The Court strongly questioned the revisionist's right to file the application in the first place. Tripathi, identifying himself as a social worker and RTI activist, argued that he was “hurt” by the misuse of educational qualifications by a public figure.

The Court dismissed this emotional plea, stating unequivocally: “A person not deceived or aggrieved cannot invoke criminal law merely based on personal hurt... The complainant is not a person deceived under Section 39 CrPC.”

Justice Singh added that no complaint had been filed by the Election Commission or Indian Oil Corporation, which were the actual stakeholders:

“There is no complainant of Smt. Manju Singh nor from the Election Commission or Indian Oil Corporation. The revisionist cannot be permitted to drag respondent no. 2 into criminal prosecution in absence of aggrieved parties.”

Delay Bars Action: Limitation Under Section 468 CrPC Applies

The alleged offences under Section 125A of the Representation of the People Act, 1951 relate to election affidavits submitted as far back as 2007, 2012, and 2014. The complaint, however, was filed in 2021—after a gap of 13, 9, and 7 years respectively.

The Court stressed the limitation period for such offences:

“Section 125A provides punishment up to six months. Thus, under Section 468(2)(b) CrPC, the limitation for cognizance is one year. This application, filed in 2021, is clearly time-barred.”

The Court cited the Constitution Bench judgment in Sarah Mathew v. Institute of Cardiovascular Diseases, which clarified:

“For computing the limitation period, the relevant date is the filing of the complaint, not the date of cognizance.”

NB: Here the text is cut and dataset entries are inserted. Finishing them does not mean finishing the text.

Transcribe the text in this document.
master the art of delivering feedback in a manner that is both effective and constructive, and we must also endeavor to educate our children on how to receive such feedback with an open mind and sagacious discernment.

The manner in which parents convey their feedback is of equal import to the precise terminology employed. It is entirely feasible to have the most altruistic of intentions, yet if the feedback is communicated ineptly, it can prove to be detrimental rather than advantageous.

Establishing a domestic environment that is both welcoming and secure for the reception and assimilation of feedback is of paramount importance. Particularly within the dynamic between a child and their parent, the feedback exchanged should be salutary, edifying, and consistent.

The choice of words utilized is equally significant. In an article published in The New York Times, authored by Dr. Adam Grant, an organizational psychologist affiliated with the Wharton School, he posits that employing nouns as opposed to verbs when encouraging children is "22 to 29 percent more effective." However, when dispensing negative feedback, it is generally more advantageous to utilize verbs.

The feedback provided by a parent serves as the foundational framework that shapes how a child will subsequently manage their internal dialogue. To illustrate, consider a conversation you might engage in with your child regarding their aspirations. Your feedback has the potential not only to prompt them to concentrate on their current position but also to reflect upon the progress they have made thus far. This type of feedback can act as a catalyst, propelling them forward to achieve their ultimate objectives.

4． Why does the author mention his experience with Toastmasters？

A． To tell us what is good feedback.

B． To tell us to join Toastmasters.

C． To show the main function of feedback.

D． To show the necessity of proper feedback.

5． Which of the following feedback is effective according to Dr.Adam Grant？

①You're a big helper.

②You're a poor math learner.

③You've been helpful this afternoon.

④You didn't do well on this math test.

No Evidence of Forgery or Mens Rea

Rejecting the argument that differing declarations in affidavits and documents pointed to fraud, the Court held:

“Even if respondent no. 2 made a false declaration, it does not cross into the domain of Sections 420 or 471 IPC without intent to deceive and proof of fabricated documents.”

There was no material to suggest that the certificates were forged. The Court added: “Forgery as defined under Section 463 IPC is dependent upon creation of a false document. Here, the documents are real; the allegation is about their recognition.”

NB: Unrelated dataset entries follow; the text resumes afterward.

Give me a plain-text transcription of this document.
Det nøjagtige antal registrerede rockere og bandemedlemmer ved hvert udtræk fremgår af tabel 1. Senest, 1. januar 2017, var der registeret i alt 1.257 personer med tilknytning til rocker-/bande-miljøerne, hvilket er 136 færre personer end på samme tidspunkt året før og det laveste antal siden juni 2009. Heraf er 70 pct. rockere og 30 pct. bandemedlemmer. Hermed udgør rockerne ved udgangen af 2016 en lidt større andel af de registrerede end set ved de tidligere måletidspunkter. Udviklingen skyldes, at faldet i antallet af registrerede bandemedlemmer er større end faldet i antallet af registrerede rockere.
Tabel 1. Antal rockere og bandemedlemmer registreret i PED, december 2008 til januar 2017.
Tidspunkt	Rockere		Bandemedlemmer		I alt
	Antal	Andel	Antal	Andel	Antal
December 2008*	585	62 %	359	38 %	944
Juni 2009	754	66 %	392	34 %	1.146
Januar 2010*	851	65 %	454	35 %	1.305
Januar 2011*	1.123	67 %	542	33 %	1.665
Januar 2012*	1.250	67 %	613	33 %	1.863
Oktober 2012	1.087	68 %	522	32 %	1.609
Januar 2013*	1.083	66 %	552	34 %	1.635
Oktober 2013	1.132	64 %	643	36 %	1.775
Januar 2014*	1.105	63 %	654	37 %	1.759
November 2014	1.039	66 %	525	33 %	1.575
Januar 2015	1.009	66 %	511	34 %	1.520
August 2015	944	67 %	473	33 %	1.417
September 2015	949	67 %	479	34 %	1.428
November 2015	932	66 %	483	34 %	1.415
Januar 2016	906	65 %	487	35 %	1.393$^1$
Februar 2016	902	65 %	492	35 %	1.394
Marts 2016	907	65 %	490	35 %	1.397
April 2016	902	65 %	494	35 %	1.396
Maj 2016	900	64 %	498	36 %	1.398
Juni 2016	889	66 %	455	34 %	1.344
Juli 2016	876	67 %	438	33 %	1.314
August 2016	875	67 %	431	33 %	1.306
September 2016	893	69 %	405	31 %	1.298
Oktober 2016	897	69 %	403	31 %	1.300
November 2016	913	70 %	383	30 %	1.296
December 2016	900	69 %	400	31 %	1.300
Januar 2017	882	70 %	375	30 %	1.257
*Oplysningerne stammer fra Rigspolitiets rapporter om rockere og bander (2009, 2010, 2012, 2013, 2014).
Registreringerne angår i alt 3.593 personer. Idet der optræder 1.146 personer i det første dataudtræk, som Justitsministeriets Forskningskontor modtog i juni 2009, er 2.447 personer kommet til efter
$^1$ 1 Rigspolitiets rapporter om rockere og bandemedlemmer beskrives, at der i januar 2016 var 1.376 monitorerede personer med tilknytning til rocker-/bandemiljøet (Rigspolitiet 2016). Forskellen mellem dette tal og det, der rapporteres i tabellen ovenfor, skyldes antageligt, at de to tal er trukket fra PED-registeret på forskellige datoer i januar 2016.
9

Tripathi argued that the Deputy CM, being a proposed accused, should not have been heard during revision. The Court, rejecting this view, held:

“The right of hearing under Section 401(2) CrPC extends to the prospective accused where the revision challenges an order rejecting complaint or 156(3) application.”

Citing Manharbhai Muljibhai Kapadia and Santhakumari, the Court affirmed the procedural right of the proposed accused to defend a favourable order.

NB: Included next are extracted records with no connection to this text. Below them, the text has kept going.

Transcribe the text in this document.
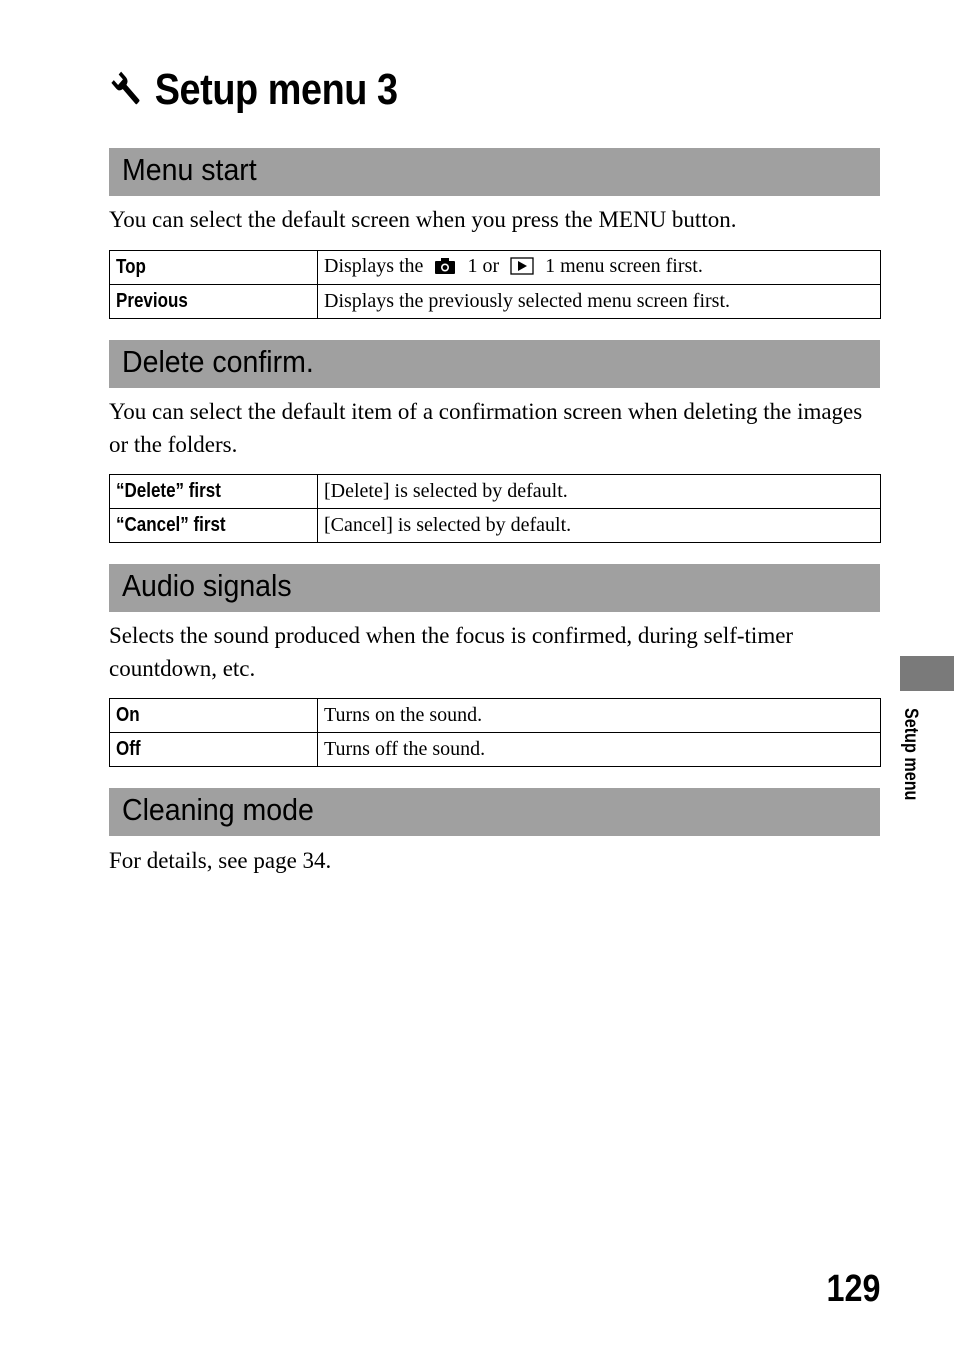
Setup menu 3
Menu start
You can select the default screen when you press the MENU button.
Top	Displays the 1 or 1 menu screen first.
Previous	Displays the previously selected menu screen first.
Delete confirm.
You can select the default item of a confirmation screen when deleting the images or the folders.
“Delete” first	[Delete] is selected by default.
“Cancel” first	[Cancel] is selected by default.
Audio signals
Selects the sound produced when the focus is confirmed, during self-timer countdown, etc.
On	Turns on the sound.
Off	Turns off the sound.
Cleaning mode
For details, see page 34.
Setup menu
129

Summarising its findings, the Court observed: “The allegations made in the application under Section 156(3) CrPC, even if taken at face value, do not constitute any cognizable offence.”

Justice Singh concluded that the revisionist failed to establish any legal basis for invoking the criminal machinery:

“The complainant-revisionist is not aggrieved, not deceived, and not competent to seek prosecution on behalf of public institutions... Allowing such an application would amount to a travesty of justice.”

The criminal revision was dismissed, and the Magistrate’s order was upheld as “legally sound and reasoned.”